We’re basically looking to have all connections on only one server at all
times; as soon as a server is available, everyone should be kicked off and
blocked from any other servers in the backend. This is because while Galera
is a “multi-master” cluster, we’re trying to have the application only use
one node as “master” at a time, at least for the moment.
it seems like using just the “stick” table alone, as in:
backend db-vms-galera
option httpchk
stick-table type ip size 1
stick on dst
timeout server 90m
server rhos-node1 rhel7-1:3306 check inter 1s port 9200
on-marked-down shutdown-sessions
server rhos-node2 rhel7-2:3306 check inter 1s port 9200
on-marked-down shutdown-sessions
server rhos-node3 rhel7-3:3306 check inter 1s port 9200
on-marked-down shutdown-sessions
is not enough; from my observations running the “show table” socket command
and watching the logs, when a node goes down, its entry still remains in the
stick table for some period of time, and new connections, assuming they
continue to come in fast, have no choice but to skip stick match altogether
(I can provide logs and samples that show this happening).
So we would then gather that the best configuration is this:
backend db-vms-galera
option httpchk
stick-table type ip size 1
stick on dst
timeout server 90m
server rhos-node1 rhel7-1:3306 check inter 1s port 9200
on-marked-down shutdown-sessions
server rhos-node2 rhel7-2:3306 check inter 1s port 9200
on-marked-down shutdown-sessions backup
server rhos-node3 rhel7-3:3306 check inter 1s port 9200
on-marked-down shutdown-sessions backup
this works a lot better; when I kill node1, all the connections go to node2
unambiguously.
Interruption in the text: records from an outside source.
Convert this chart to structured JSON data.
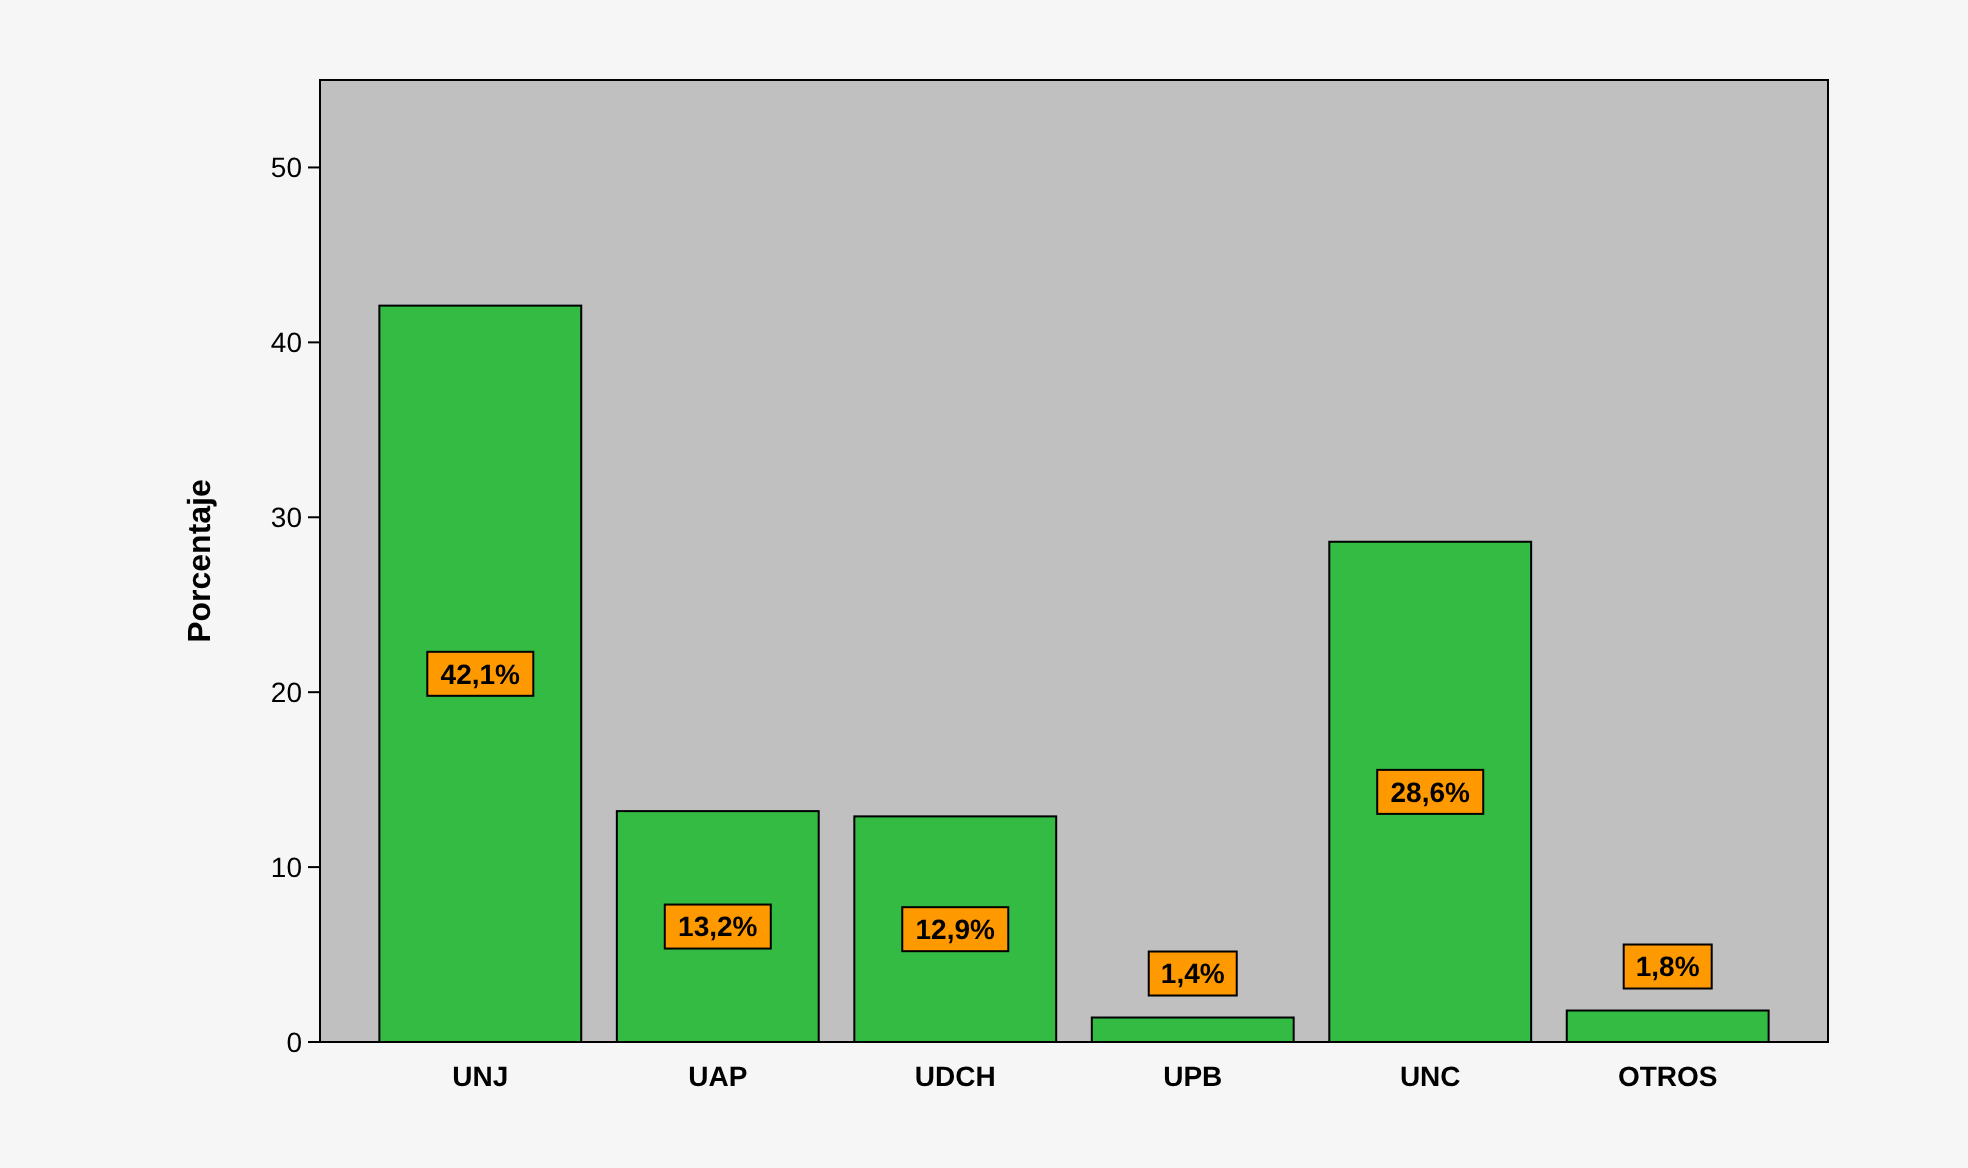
{
  "chart_data": {
    "type": "bar",
    "ylabel": "Porcentaje",
    "categories": [
      "UNJ",
      "UAP",
      "UDCH",
      "UPB",
      "UNC",
      "OTROS"
    ],
    "values": [
      42.1,
      13.2,
      12.9,
      1.4,
      28.6,
      1.8
    ],
    "value_labels": [
      "42,1%",
      "13,2%",
      "12,9%",
      "1,4%",
      "28,6%",
      "1,8%"
    ],
    "color": "#33bb44",
    "ylim": [
      0,
      55
    ],
    "yticks": [
      0,
      10,
      20,
      30,
      40,
      50
    ],
    "grid": false
  }
}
Then, our galera cluster in an effort to bring node1 back up,
puts node2 into “Read only” mode, which bounces all connections to node3. At
this point node1 comes back and then the stick table does not appear to be
of any use; most connections continue to go to node3 and querying the stick
table shows that it’s set to node3, however a handful of requests also go
back to node1. So again this is not a pure “active/passive” setup, multiple
nodes get hit at the same time. Was wondering if this behavior could be
clarified and how we can use the stick table as an absolute “gate” for all
requests, where no connections will fall through if a server goes down or
comes back up.
I had hopes for the unusual setup of just making all three servers a
“backup” server:
backend db-vms-galera
option httpchk
timeout server 90m
server rhos-node1 rhel7-1:3306 check inter 1s port 9200
on-marked-down shutdown-sessions backup
server rhos-node2 rhel7-2:3306 check inter 1s port 9200
on-marked-down shutdown-sessions backup
server rhos-node3 rhel7-3:3306 check inter 1s port 9200
on-marked-down shutdown-sessions backup
The idea being, no server is “official”, so there’s nothing to “fail back”
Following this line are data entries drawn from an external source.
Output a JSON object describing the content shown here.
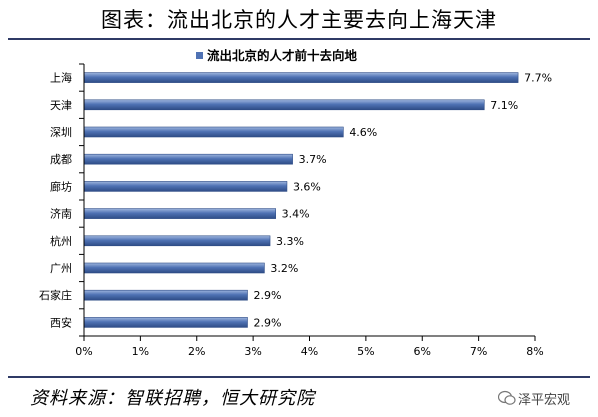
{
  "header": {
    "title": "图表：流出北京的人才主要去向上海天津"
  },
  "footer": {
    "source": "资料来源：智联招聘，恒大研究院",
    "watermark": "泽平宏观"
  },
  "colors": {
    "bar": "#4f72b4",
    "bar_dark": "#2e4c86",
    "bar_light": "#9fb6de",
    "rule": "#2f3a66",
    "axis": "#000000"
  },
  "chart_data": {
    "type": "bar",
    "orientation": "horizontal",
    "categories": [
      "上海",
      "天津",
      "深圳",
      "成都",
      "廊坊",
      "济南",
      "杭州",
      "广州",
      "石家庄",
      "西安"
    ],
    "series": [
      {
        "name": "流出北京的人才前十去向地",
        "values": [
          7.7,
          7.1,
          4.6,
          3.7,
          3.6,
          3.4,
          3.3,
          3.2,
          2.9,
          2.9
        ]
      }
    ],
    "value_labels": [
      "7.7%",
      "7.1%",
      "4.6%",
      "3.7%",
      "3.6%",
      "3.4%",
      "3.3%",
      "3.2%",
      "2.9%",
      "2.9%"
    ],
    "xlim": [
      0,
      8
    ],
    "x_ticks": [
      "0%",
      "1%",
      "2%",
      "3%",
      "4%",
      "5%",
      "6%",
      "7%",
      "8%"
    ],
    "grid": false,
    "legend_position": "top"
  }
}
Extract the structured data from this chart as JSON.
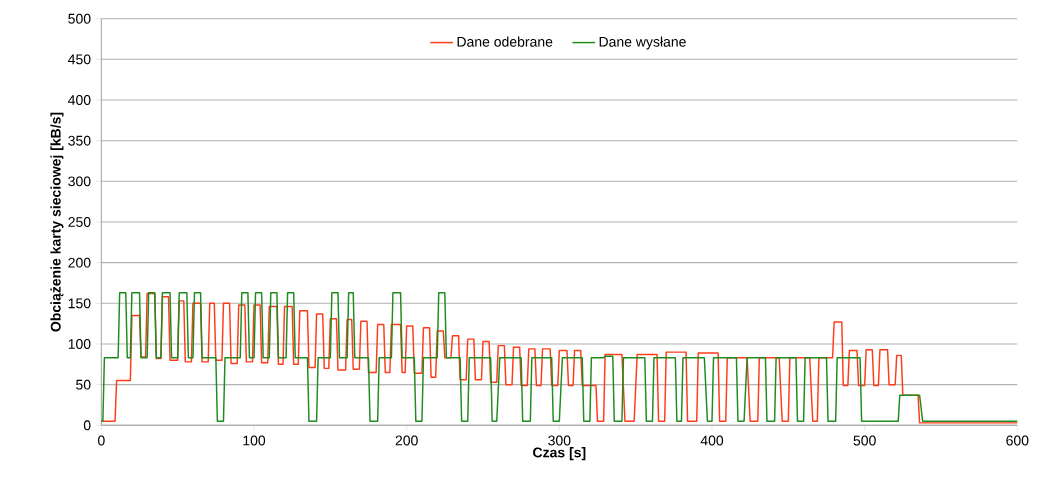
{
  "chart_data": {
    "type": "line",
    "xlabel": "Czas [s]",
    "ylabel": "Obciążenie karty sieciowej [kB/s]",
    "xlim": [
      0,
      600
    ],
    "xticks": [
      0,
      100,
      200,
      300,
      400,
      500,
      600
    ],
    "ylim": [
      0,
      500
    ],
    "yticks": [
      0,
      50,
      100,
      150,
      200,
      250,
      300,
      350,
      400,
      450,
      500
    ],
    "grid": "y",
    "legend": "top",
    "marker": "none",
    "line_style": "solid",
    "series": [
      {
        "name": "Dane odebrane",
        "color": "#ff3c1a",
        "x": [
          0,
          9,
          10,
          19,
          20,
          25,
          26,
          29,
          30,
          35,
          36,
          39,
          40,
          44,
          45,
          50,
          51,
          54,
          55,
          59,
          60,
          65,
          66,
          70,
          71,
          74,
          75,
          79,
          80,
          84,
          85,
          89,
          90,
          94,
          95,
          99,
          100,
          104,
          105,
          109,
          110,
          115,
          116,
          119,
          120,
          125,
          126,
          129,
          130,
          135,
          136,
          140,
          141,
          145,
          146,
          149,
          150,
          154,
          155,
          160,
          161,
          164,
          165,
          169,
          170,
          174,
          175,
          180,
          181,
          185,
          186,
          189,
          190,
          196,
          197,
          199,
          200,
          204,
          205,
          210,
          211,
          215,
          216,
          219,
          220,
          224,
          225,
          229,
          230,
          234,
          235,
          239,
          240,
          244,
          245,
          249,
          250,
          254,
          255,
          259,
          260,
          264,
          265,
          269,
          270,
          274,
          275,
          279,
          280,
          284,
          285,
          288,
          289,
          294,
          295,
          299,
          300,
          305,
          306,
          309,
          310,
          314,
          315,
          324,
          325,
          329,
          330,
          341,
          343,
          349,
          351,
          364,
          365,
          369,
          370,
          383,
          384,
          390,
          391,
          404,
          405,
          409,
          410,
          423,
          425,
          430,
          431,
          444,
          446,
          450,
          451,
          464,
          466,
          469,
          470,
          479,
          480,
          485,
          486,
          489,
          490,
          495,
          496,
          500,
          501,
          505,
          506,
          509,
          510,
          515,
          516,
          520,
          521,
          524,
          525,
          535,
          536,
          600
        ],
        "values": [
          5,
          5,
          55,
          55,
          135,
          135,
          84,
          84,
          162,
          162,
          82,
          82,
          158,
          158,
          80,
          80,
          153,
          153,
          78,
          78,
          150,
          150,
          78,
          78,
          150,
          150,
          80,
          80,
          150,
          150,
          76,
          76,
          148,
          148,
          78,
          78,
          148,
          148,
          77,
          77,
          146,
          146,
          75,
          75,
          146,
          146,
          75,
          75,
          141,
          141,
          71,
          71,
          137,
          137,
          70,
          70,
          131,
          131,
          68,
          68,
          130,
          130,
          69,
          69,
          128,
          128,
          65,
          65,
          124,
          124,
          65,
          65,
          124,
          124,
          65,
          65,
          122,
          122,
          64,
          64,
          120,
          120,
          59,
          59,
          116,
          116,
          83,
          83,
          110,
          110,
          56,
          56,
          106,
          106,
          56,
          56,
          103,
          103,
          53,
          53,
          98,
          98,
          50,
          50,
          96,
          96,
          49,
          49,
          94,
          94,
          49,
          49,
          94,
          94,
          49,
          49,
          92,
          92,
          49,
          49,
          92,
          92,
          49,
          49,
          5,
          5,
          87,
          87,
          5,
          5,
          87,
          87,
          5,
          5,
          90,
          90,
          5,
          5,
          89,
          89,
          5,
          5,
          83,
          83,
          5,
          5,
          83,
          83,
          5,
          5,
          83,
          83,
          5,
          5,
          83,
          83,
          127,
          127,
          49,
          49,
          92,
          92,
          49,
          49,
          93,
          93,
          49,
          49,
          93,
          93,
          50,
          50,
          86,
          86,
          37,
          37,
          3,
          3
        ]
      },
      {
        "name": "Dane wysłane",
        "color": "#1e8c1e",
        "x": [
          0,
          1,
          2,
          11,
          12,
          16,
          17,
          19,
          20,
          25,
          26,
          30,
          31,
          35,
          36,
          39,
          40,
          45,
          46,
          50,
          51,
          56,
          57,
          60,
          61,
          65,
          66,
          75,
          76,
          80,
          81,
          91,
          92,
          96,
          97,
          100,
          101,
          105,
          106,
          110,
          111,
          115,
          116,
          121,
          122,
          126,
          127,
          135,
          136,
          141,
          142,
          150,
          151,
          155,
          156,
          161,
          162,
          165,
          166,
          175,
          176,
          181,
          182,
          190,
          191,
          196,
          197,
          205,
          206,
          210,
          211,
          220,
          221,
          225,
          226,
          235,
          236,
          240,
          241,
          255,
          256,
          259,
          261,
          275,
          276,
          281,
          282,
          295,
          296,
          300,
          302,
          315,
          316,
          320,
          321,
          329,
          330,
          335,
          336,
          341,
          342,
          356,
          357,
          361,
          362,
          376,
          377,
          380,
          381,
          395,
          397,
          400,
          401,
          416,
          417,
          421,
          423,
          435,
          436,
          441,
          442,
          455,
          456,
          460,
          461,
          475,
          476,
          481,
          482,
          497,
          498,
          522,
          523,
          536,
          538,
          600
        ],
        "values": [
          5,
          5,
          83,
          83,
          163,
          163,
          83,
          83,
          163,
          163,
          83,
          83,
          163,
          163,
          83,
          83,
          163,
          163,
          83,
          83,
          163,
          163,
          83,
          83,
          163,
          163,
          83,
          83,
          5,
          5,
          83,
          83,
          163,
          163,
          83,
          83,
          163,
          163,
          83,
          83,
          163,
          163,
          83,
          83,
          163,
          163,
          83,
          83,
          5,
          5,
          83,
          83,
          163,
          163,
          83,
          83,
          163,
          163,
          83,
          83,
          5,
          5,
          83,
          83,
          163,
          163,
          83,
          83,
          5,
          5,
          83,
          83,
          163,
          163,
          83,
          83,
          5,
          5,
          83,
          83,
          5,
          5,
          83,
          83,
          5,
          5,
          83,
          83,
          5,
          5,
          83,
          83,
          5,
          5,
          83,
          83,
          85,
          85,
          5,
          5,
          83,
          83,
          5,
          5,
          83,
          83,
          5,
          5,
          83,
          83,
          5,
          5,
          83,
          83,
          5,
          5,
          83,
          83,
          5,
          5,
          83,
          83,
          5,
          5,
          83,
          83,
          5,
          5,
          83,
          83,
          5,
          5,
          37,
          37,
          5,
          5
        ]
      }
    ]
  }
}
towards. This sort of seemed to work but still seems like it wants to “fail
back” up from node 3 to node2, to node 1; this approach seems to do the best
job of making sure all connections are all on one server, though; not
perfectly because it doesn’t bump off connections still talking to the
being-replaced server, but still fairly well.
Any insight on the usage of the stick table here would be appreciated!